BasisBijbel

Genesis 35:1-12 BasisBijbel (BB)

1. Daarna zei God tegen Jakob: ''Maak je klaar om naar Bet-El te reizen. Ga daar wonen. Bouw er een altaar voor de God die naar je toe gekomen is toen je op de vlucht was voor je broer Ezau."

2. Toen zei Jakob tegen zijn familie en iedereen die bij hem hoorde: "Doe alle godenbeeldjes weg die jullie hebben, maak je klaar voor de Heer en trek schone kleren aan.

3. Daarna reizen we naar Bet-El. Daar zal ik een altaar bouwen voor de God die mij heeft geantwoord toen ik in moeilijkheden was en die aldoor voor mij gezorgd heeft."

4. Toen gaven ze Jakob alle godenbeeldjes die ze hadden en de ringen die ze in hun oren hadden [ om hen tegen het kwaad te beschermen ]. Jakob begroef alles onder de eikenboom bij Sichem.

5. Daarna vertrokken ze. God zorgde ervoor dat niemand uit de steden in de omgeving hen durfde te achtervolgen [ voor wat ze gedaan hadden ].

6. Toen Jakob met al zijn mensen in Luz (dat is Bet-El) was aangekomen, in Kanaän, bouwde hij daar een altaar.

7. Hij noemde die plaats El-Bet-El [ (= 'God van Bet-El') ], omdat God daar naar hem toe gekomen was toen hij op de vlucht was voor zijn broer.

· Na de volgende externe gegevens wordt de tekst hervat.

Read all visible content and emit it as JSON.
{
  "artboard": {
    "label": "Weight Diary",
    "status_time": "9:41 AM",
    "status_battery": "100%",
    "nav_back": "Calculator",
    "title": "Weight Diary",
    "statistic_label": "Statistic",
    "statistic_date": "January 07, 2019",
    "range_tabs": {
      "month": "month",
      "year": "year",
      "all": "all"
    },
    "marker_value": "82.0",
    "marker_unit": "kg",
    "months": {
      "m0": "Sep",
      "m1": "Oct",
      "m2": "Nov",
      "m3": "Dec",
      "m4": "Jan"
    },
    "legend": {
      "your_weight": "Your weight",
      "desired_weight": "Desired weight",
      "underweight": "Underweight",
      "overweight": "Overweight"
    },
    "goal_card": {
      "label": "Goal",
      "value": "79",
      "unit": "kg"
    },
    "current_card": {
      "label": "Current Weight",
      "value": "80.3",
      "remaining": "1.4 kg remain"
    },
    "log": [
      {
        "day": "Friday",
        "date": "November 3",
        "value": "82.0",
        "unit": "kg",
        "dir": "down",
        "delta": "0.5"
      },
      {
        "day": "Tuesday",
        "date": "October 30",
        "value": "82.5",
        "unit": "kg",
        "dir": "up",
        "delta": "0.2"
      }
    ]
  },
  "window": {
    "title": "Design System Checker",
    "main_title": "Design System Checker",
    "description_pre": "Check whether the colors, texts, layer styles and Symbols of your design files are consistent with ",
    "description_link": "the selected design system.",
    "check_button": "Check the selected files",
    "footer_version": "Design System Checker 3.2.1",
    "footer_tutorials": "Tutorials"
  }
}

8. Toen Debora, de verzorgster van Rebekka, stierf, werd ze onder een eik aan de zuidkant van Bet-El begraven. Sindsdien noemden de mensen die eik 'Tranen-Eik.'

9. Toen Jakob van Paddan-Aram teruggekomen was [ in Kanaän ], kwam God opnieuw naar hem toe. Hij zegende hem en zei [ opnieuw ]:

10. "Je heet Jakob. Maar voortaan zul je niet meer Jakob [ (= 'verdringer') ] genoemd worden, maar Israël [ (= 'worstelaar met God') ]." Zo gaf Hij hem dus de nieuwe naam Israël.

11. En Hij zei tegen hem: "Ik ben de Almachtige God. Ik zal ervoor zorgen dat je familie heel groot zal worden. Het zal een heel volk worden. Ja, het zal zelfs tot heel veel volken worden. Er zullen koningen uit jou ontstaan.

12. En dit land dat Ik aan Abraham en Izaäk heb gegeven, zal Ik aan jou geven en aan je familie ná jou."